Wright a battu son record : il a volé une heure neuf minutes quarante-cinq secondes, parcouru plus de soixante-dix kilomètres. Il s’arrête, parce que cela lui plaît. Il avait emporté avec moi quarante-cinq litres d’essence. Il pouvait voler deux heures encore, s’il l’eût voulu.

La conquête de l’air est maintenant accomplie. Demain, sur des appareils plus grandioses, des moteurs sûrs et puissants, affranchis des restrictions de poids, enlèveront à toute autre vitesse des fardeaux autrement lourds. 1908 sera, dans l’histoire des sciences, l’année glorieuse où le premier homme a volé ».

 

 

 

Nouvelliste de la Sarthe 11-12 octobre 1908

Wilbur Wright bat le record du monde du voyage à deux

 « Wilbur Wright a fait samedi soir une longue enjambée de plus dans la voie du succès. Il a, en effet, magistralement battu le record du monde du voyage à deux en aéroplane. D’autre part, il a satisfait à la dernière clause du contrat Lazare Weiller, c’est à dire accompli son vol de cinquante kilomètres avec un passager. M.Léauté, président de la commission, adresse ses compliments à l’aviateur et Henri Farman qui semble pleinement heureux du triomphe de Wilbur, s’approche de M. et Mme Berg pour leur dire : « Je vous félicite de tout mon coeur d’avoir été les promoteurs de l’installation de M.Wright en France. L’aviation vous doit beaucoup. Merci au nom de tous les aviateurs ».

 

2 novembre 1908

« L’aviateur emmena dans un second essai M. Paul Doumer, ancien président de la Chambre et, poussant son excursion aérienne en dehors des limites du camp, évolua au-dessus de La Fourche.

  

5 novembre, les premiers élèves-pilotes

 de Wilbur Wright

« M.Wilbur Wright rentré de Paris mardi dernier, a repris la formation de  ses pilotes, mais par suite du froid et surtout du brouillard continuel qui règne à Auvours, il a décidé d’abandonner notre région et de chercher ailleurs un terrain où la température fût plus clémente. Comme une dépêche nous l’annonçait mardi soir, M.le comte de Lambert est actuellement dans le midi, à Hyères, pour préparer le terrain sur lequel M.Wright et ses pilotes opéreront à partir du 25 décembre. M.le comte de Lambert commence à diriger seul l’appareil, et M. Le capitaine Lucas-Girardville qui a commencé son apprentissage beaucoup plus tard, sera à même de piloter seul l’aéroplane d’ici quelques jours.

 

Le Nouvelliste de la Sarthe 6-7 novembre

Les frères Wright à Pau

L’Echo de Paris annonce que les frères Wright et M. O’Berg ont décidé de poursuivre leurs expériences dans les landes de Pont-Long près de Pau à quelque distance de l’hippodrome. La ville a traité avec le syndicat du Haut-Ossau pour la location de ces landes. Wilbur Wright arrivera à Pau avec son matériel mercredi ou jeudi.

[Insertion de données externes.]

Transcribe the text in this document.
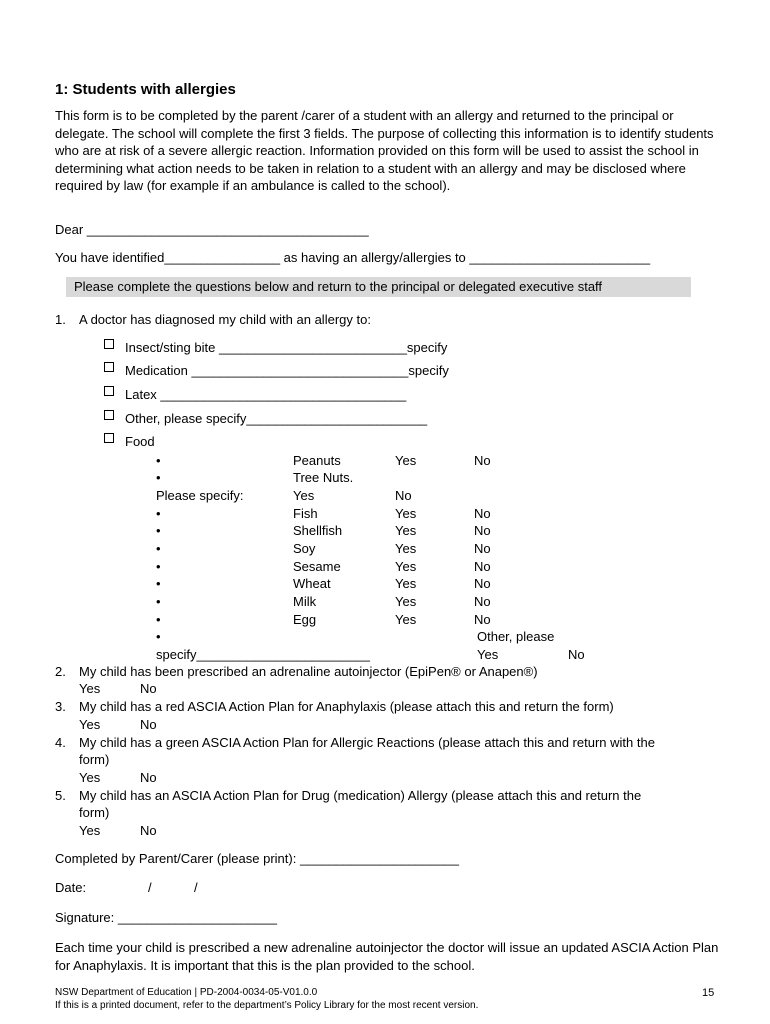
1: Students with allergies
This form is to be completed by the parent /carer of a student with an allergy and returned to the principal or delegate. The school will complete the first 3 fields. The purpose of collecting this information is to identify students who are at risk of a severe allergic reaction. Information provided on this form will be used to assist the school in determining what action needs to be taken in relation to a student with an allergy and may be disclosed where required by law (for example if an ambulance is called to the school).
Dear _______________________________________
You have identified________________ as having an allergy/allergies to _________________________
Please complete the questions below and return to the principal or delegated executive staff
1. A doctor has diagnosed my child with an allergy to:
Insect/sting bite __________________________specify
Medication ______________________________specify
Latex __________________________________
Other, please specify_________________________
Food
•	Peanuts	Yes	No
•	Tree Nuts.
Please specify:	Yes	No
•	Fish	Yes	No
•	Shellfish	Yes	No
•	Soy	Yes	No
•	Sesame	Yes	No
•	Wheat	Yes	No
•	Milk	Yes	No
•	Egg	Yes	No
•	Other, please
specify________________________	Yes	No
2. My child has been prescribed an adrenaline autoinjector (EpiPen® or Anapen®)
Yes	No
3. My child has a red ASCIA Action Plan for Anaphylaxis (please attach this and return the form)
Yes	No
4. My child has a green ASCIA Action Plan for Allergic Reactions (please attach this and return with the
form)
Yes	No
5. My child has an ASCIA Action Plan for Drug (medication) Allergy (please attach this and return the
form)
Yes	No
Completed by Parent/Carer (please print): ______________________
Date:	/	/
Signature: ______________________
Each time your child is prescribed a new adrenaline autoinjector the doctor will issue an updated ASCIA Action Plan for Anaphylaxis. It is important that this is the plan provided to the school.
NSW Department of Education | PD-2004-0034-05-V01.0.0
If this is a printed document, refer to the department’s Policy Library for the most recent version.
15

Bulletin paroissial de décembre 1908

L’homme vole

« De tous côtés on parle de lui dans le département; le camp d’Auvours où ce fameux Wright accomplit ses envolées, a vu et voit encore défiler des foules venant des quatre coins du monde; de notre canton même n’ont-ils pas été nombreux ceux qui sont allés là-bas dans l’espoir de voir ce spectacle d’un homme planant dans les airs? Sujet donc d’actualité, et votre Curé, mes chers amis, grille vraiment de vous en parler. Oui, il est beau de voir l’homme faire de nouvelles découvertes, imaginer, inventer de nouveaux moyens de communication. L’homme avait conquis la terre, ses chemins de fer avaient quasi raccourci le monde; et voilà qu’il semble à cette heure en voie de conquérir les airs. Sans aucune arrière pensée, nous crions : Bravo!

« Bravo! parce que cela est la démonstration éclatante, irrésistible de l’existence de l’âme intelligente et immortelle. Est-ce que les bêtes inventent? Sur votre route vous rencontrez une de ces merveilleuses machines modernes : un aéroplane, une automobile. Quelque passant s’en vient vous dire : « Cette machine s’est faite toute seule », ou bien : »c’est un boeuf, c’est un cheval, un singe qui a fait cela ». Vous rirez au nez du passant, car vous savez que rien ne se fait sans un ouvrier et que pour combiner ces mécanismes si compliqués, il faut une intelligence.  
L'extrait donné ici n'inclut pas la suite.